Condividi

Unicredit e Bei, altri 500 milioni per Pmi femminili e clima

Il sostegno è per le imprese femminili, l’Industria 4.0 e la lotta ai cambiamenti climatici – Negli ultimi cinque anni le risorse che Bei e Unicredit hanno destinato alle PMI in Italia ammontano a circa cinque miliardi, per oltre 4.100 progetti finanziati. 

Unicredit e Bei, altri 500 milioni per Pmi femminili e clima

Un altro mezzo miliardo di euro per le Pmi italiane impegnate nell’imprenditoria femminile, nell’Industria 4.0 e nella lotta al cambiamento climatico. E’ questo il sostegno rinnovato da Unicredit e Banca europea per gli investimenti (Bei), secondo un accordo che prevede risorse per 250 milioni di euro a testa messi a disposizione dalla Bei e dalla banca italiana, facendo così aumentare fino a 500 milioni di euro il plafond complessivo. Oggetto dei prestiti saranno sia nuovi progetti che quelli in corso, purché non ancora ultimati, con durata massima di 12 anni o 20 anni (per progetti di efficientamento energetico ed energie rinnovabili). Gli interventi sono destinati ad aziende attive in tutti i settori produttivi: agricoltura, artigianato, industria, commercio, turismo e servizi; sono esclusi dall’ambito dell’accordo i progetti di puro investimento finanziario e/o immobiliare.

Del totale di 500 milioni, ben 400 milioni saranno indirizzati all’imprenditoria femminile e all’innovazione. Una prima linea di credito della Bei da 200 milioni riguarda i progetti delle PMI localizzate in tutta Italia, con una quota fino al 25% del totale destinata a imprese gestite o controllate da donne. E’ una delle prime operazioni del genere perfezionate in Europa dalla banca della UE, la principale per dimensione del finanziamento. Una parte del totale, fino al 40%, riguarderà invece progetti di PMI innovative o finalizzati all’innovazione (Industria 4.0). Secondo stime preliminari, con questo finanziamento verranno sostenuti circa 25 mila posti di lavoro e sostenute circa 500 aziende controllate o gestite da donne. Unicredit, cui spetta il compito di selezionare i progetti e gestire i finanziamenti alle aziende, può arrivare a coprire con fondi BEI il 100% dell’investimento fino a 12,5 milioni di euro. Tali progetti possono avere un costo individuale massimo di 25 milioni di euro.

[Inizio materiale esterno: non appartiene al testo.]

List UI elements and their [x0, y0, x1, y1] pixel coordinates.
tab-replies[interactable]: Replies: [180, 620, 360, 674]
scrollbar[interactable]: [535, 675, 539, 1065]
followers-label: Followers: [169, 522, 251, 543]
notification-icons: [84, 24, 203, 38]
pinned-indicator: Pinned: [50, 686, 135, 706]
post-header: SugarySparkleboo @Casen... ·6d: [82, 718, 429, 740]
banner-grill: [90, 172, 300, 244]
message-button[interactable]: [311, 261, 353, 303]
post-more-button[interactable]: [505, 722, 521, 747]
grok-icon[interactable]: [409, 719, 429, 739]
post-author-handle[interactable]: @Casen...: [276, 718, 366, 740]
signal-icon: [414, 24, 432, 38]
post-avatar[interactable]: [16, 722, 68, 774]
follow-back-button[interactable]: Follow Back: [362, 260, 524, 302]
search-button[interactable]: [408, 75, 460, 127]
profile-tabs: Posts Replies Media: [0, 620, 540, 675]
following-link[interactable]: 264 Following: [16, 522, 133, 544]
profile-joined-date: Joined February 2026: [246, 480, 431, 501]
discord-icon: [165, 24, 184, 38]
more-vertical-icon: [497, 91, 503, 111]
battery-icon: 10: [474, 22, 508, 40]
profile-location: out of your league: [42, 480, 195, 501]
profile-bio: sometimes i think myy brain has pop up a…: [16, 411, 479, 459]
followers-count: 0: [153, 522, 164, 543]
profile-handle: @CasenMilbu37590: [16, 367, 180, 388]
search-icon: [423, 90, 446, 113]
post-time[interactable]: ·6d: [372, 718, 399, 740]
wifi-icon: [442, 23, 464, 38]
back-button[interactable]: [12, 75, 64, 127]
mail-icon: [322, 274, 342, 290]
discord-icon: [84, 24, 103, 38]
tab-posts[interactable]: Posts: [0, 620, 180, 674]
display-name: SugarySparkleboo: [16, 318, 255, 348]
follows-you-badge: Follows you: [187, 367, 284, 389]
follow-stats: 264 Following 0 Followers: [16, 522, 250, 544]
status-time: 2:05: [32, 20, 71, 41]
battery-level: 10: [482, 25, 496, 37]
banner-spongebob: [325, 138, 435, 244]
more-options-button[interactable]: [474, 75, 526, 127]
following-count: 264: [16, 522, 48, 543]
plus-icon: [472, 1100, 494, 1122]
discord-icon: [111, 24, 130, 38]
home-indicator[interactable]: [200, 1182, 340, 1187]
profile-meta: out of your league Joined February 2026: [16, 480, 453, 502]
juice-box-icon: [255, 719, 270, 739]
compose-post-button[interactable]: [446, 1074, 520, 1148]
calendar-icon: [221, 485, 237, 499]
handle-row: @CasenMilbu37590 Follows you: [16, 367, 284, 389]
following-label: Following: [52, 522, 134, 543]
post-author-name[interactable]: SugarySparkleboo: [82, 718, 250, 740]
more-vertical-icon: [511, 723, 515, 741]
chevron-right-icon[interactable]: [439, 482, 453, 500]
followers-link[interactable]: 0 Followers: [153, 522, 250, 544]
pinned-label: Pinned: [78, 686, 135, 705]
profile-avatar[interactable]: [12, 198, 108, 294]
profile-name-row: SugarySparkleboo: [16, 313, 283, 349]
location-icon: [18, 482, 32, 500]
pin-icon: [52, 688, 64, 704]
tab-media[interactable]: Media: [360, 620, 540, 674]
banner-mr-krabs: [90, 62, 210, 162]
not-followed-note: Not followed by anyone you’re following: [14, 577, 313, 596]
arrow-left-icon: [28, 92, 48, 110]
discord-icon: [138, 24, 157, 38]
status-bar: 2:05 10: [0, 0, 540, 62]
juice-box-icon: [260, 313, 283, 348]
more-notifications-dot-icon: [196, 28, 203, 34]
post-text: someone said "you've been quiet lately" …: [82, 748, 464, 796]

La seconda linea di credito, invece, dedicata ai cambiamenti climatici, vede 50 milioni messi a disposizione dalla Bei cui si aggiungono 50 milioni da parte di Unicredit, per un totale dunque di 100 milioni ed è destinata a progetti di PMI ed enti locali che abbiano finalità ambientale e di contrasto al cambiamento climatico. Sono finanziabili investimenti nei settori delle energie rinnovabili e dell’efficientamento energetico, con una durata massima che per queste finalità arriva a 20 anni, in funzione della vita economica degli investimenti finanziati. Anche in questo caso il prestito concesso da Unicredit con fondi Bei può arrivare fino a 12,5 milioni di euro per finanziamento. Tali progetti possono avere un costo individuale massimo di 25 milioni di euro. Negli ultimi cinque anni le risorse della Bei che Unicredit ha destinato alle PMI in Italia ammontano a circa cinque miliardi, per oltre 4.100 progetti finanziati.